Maybe the solution is to have more members of our Academy practice.  Is that how medicine remains grounded?

This all comes top of mind again because I see that the new Willard and Spackman text is being released.  I know the publisher; they published my text as well.  I was asked to make my text relevant for an international audience and I told them that it was not possible to make a theory textbook internationally relevant if it was going to be clinically focused.  I might not be asked to write another theory textbook because of that opinion, but it remains my position.  That hurts book sales, I know.  I get the objectives of the publisher that wants to have international sales - but how realistic is it to believe that we can create a global textbook?  Let's just take one example - nearly a third of OTs in America provide services in pediatric contexts, and practice is driven around specific American laws that dictate how early intervention, preschool, and school-based services are delivered.
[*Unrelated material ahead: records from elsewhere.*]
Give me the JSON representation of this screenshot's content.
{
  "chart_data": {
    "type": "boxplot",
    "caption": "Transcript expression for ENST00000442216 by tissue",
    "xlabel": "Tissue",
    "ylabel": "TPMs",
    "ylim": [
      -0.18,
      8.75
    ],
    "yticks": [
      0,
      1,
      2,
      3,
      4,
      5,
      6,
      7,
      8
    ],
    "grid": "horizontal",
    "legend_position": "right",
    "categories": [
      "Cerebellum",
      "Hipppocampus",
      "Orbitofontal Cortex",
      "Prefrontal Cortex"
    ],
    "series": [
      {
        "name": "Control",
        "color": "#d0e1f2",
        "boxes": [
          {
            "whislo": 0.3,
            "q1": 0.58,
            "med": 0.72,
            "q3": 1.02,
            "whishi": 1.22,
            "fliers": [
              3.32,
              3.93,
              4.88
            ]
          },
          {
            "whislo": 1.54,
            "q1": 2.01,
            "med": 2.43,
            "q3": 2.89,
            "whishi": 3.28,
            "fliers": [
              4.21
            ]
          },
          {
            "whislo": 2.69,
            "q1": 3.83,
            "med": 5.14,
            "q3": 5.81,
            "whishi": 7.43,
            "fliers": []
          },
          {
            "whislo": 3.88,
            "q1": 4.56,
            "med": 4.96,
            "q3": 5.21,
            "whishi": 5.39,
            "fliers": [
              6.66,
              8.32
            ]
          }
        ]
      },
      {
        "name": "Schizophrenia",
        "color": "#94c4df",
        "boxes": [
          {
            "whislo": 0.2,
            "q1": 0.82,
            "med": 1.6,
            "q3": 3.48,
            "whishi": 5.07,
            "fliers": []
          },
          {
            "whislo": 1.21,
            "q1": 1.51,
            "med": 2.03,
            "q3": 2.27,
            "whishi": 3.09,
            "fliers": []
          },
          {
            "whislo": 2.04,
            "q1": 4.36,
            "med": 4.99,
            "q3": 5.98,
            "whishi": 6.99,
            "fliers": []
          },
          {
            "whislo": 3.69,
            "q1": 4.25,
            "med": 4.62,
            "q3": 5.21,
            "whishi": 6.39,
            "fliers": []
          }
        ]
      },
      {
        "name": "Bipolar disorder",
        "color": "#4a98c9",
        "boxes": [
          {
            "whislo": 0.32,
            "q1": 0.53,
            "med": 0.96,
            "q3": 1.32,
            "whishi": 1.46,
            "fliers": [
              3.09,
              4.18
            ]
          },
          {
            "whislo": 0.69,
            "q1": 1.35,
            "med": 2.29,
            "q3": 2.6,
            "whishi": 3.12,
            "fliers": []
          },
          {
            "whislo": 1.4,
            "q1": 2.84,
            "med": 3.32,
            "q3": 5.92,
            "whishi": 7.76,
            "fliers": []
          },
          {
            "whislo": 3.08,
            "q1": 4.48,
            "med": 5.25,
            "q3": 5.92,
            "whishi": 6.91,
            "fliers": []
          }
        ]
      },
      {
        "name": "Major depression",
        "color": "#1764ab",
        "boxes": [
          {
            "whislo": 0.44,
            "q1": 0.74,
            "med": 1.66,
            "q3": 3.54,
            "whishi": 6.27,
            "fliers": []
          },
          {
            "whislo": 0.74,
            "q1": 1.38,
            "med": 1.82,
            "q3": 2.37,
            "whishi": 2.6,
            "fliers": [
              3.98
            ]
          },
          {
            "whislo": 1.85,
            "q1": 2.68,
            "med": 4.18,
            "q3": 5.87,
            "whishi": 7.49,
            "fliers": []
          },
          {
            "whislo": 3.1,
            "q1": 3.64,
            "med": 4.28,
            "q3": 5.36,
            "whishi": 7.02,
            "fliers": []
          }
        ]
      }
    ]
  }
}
How do we translate that and make it relevant in other countries that don't have those same systems and guidelines and restrictions?

Now we can criticize the American systems all day.  Goodness knows they are imperfect.  But as an American academic I have to teach American students how to practice in America.  And I have to hope they pass the American certification exam.  And those students have to be competent within the laws about occupational therapy delivery in those service contexts.

Do my American students need to be change agents to help move the American system into a Freirian political movement?  Do they need to be concerned about theoretical colonialism and if MOHO applies in other countries?  In American practice do those students have future roles in sustainability and climate change and social justice?

This is the disconnect.

I don't begrudge anyone's interest in these topics.  Actually I think that these are interesting topics to think about.  I am uncertain if they apply to American occupational therapy practice.

So I will order the new W&S text, and I will read it thoroughly.  

Whether or not I decide to encourage my students to read it is another story - that will depend on whether or not the content is relevant to their future careers as American occupational therapists.

I really wish more members of our Academy would think critically about this issue.  We need more honest dialogue on these things.